Forgotten Player of the Moment – STEVE LARMER
(by Bill Barnwell)
My first love of sport really came through hockey – I’m pretty sure, in 1991, I could recite the rosters for each team with relatively little difficulty. I scoured the NHL Guide & Record Book each year it came out, memorizing player histories. Somehow, growing up on Long Island, I became a Washington Capitals fan – I’m not really sure why it happened, but it did. That’s another story for another time, though. A good time would be sometime thinking about the Capitals that doesn’t make my brain hemorrhage.
In 1994, the New York Rangers won a Stanley Cup, for some god-forsaken reason. Since I had a passing interest in seeing the Islanders do well, I naturally despised the Rangers. Even now, I can hear the radio call of the game-winning OT goal in game 7 of the Eastern Conference finals: “MATTEAU! MATTEAU!” The sad thing is that I was at a Mets game when it happened, and more people were paying attention to the Rangers-Devils game on the radio than Anthony Young’s gaffes on the mound. Only one player on the Rangers could escape my scorn. That player was Steve Larmer.
Steve Larmer was, as the Rangers have made a tradition of, an import; he was acquired in a three-way trade with Hartford and his long-time employer, the Chicago Blackhawks. There are some memorable role player names in that trade: Bryan Marchment (if we ever have a Forgotten Scumbag of the Moment…), Eric Weinrich, Patrick Poulin, Nick Kypreos, Darren Turcotte, and James Patrick (who I am sure Rippa will start formulating an FPotM entry for as soon as he reads this).
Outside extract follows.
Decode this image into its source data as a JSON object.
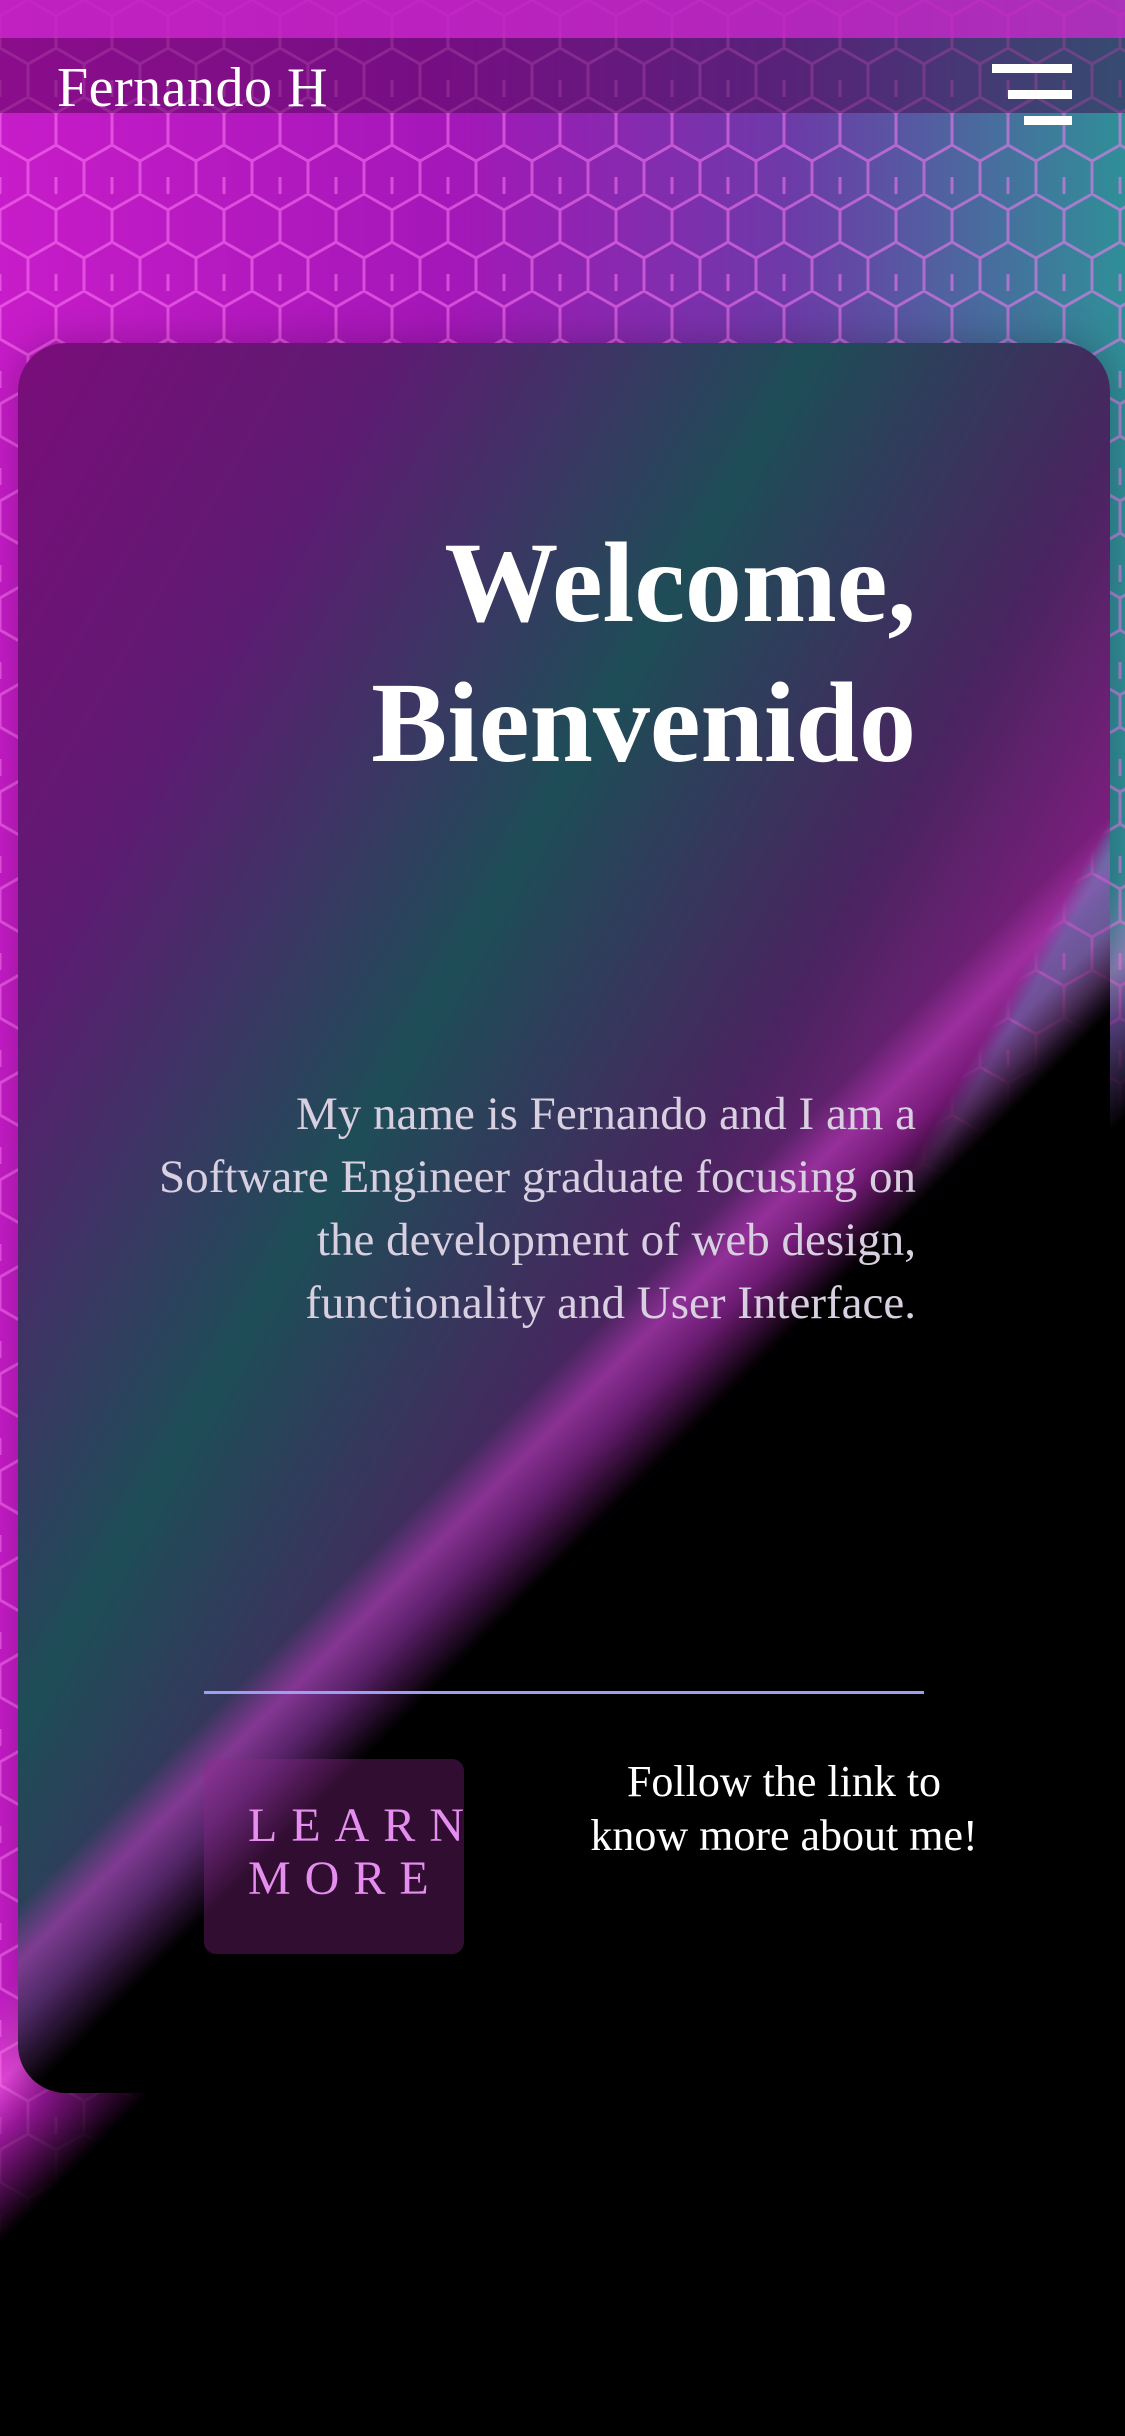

Larmer had already left the goal-scoring phase of his career and entered the penalty-killing phase once he became a Ranger, but what people had forgotten was just how good of a player he’d been in Chicago.
First off – he managed to be scrappier than Dirk Graham. I don’t even know how that’s possible, but he was. Dirk Graham will get a FPotM eventually too. The guy didn’t miss a game for eleven years; he never missed a game in his Blackhawk career. And it’s not as if he was Cal Ripken circa 1999 here; Larmer never scored less than 28 goals in a season while on the team. He averaged 38-47-85 for those eleven years. The dude was a rock. He didn’t disappear in the playoffs either; he had a year or two where he had a bad series, but every time the Hawks made a serious run, it was led by Larmer. 56-75-131 in 140 playoff games is pretty fantastic.
Should he be in the Hall of Fame? I don’t know. He certainly has a case, though.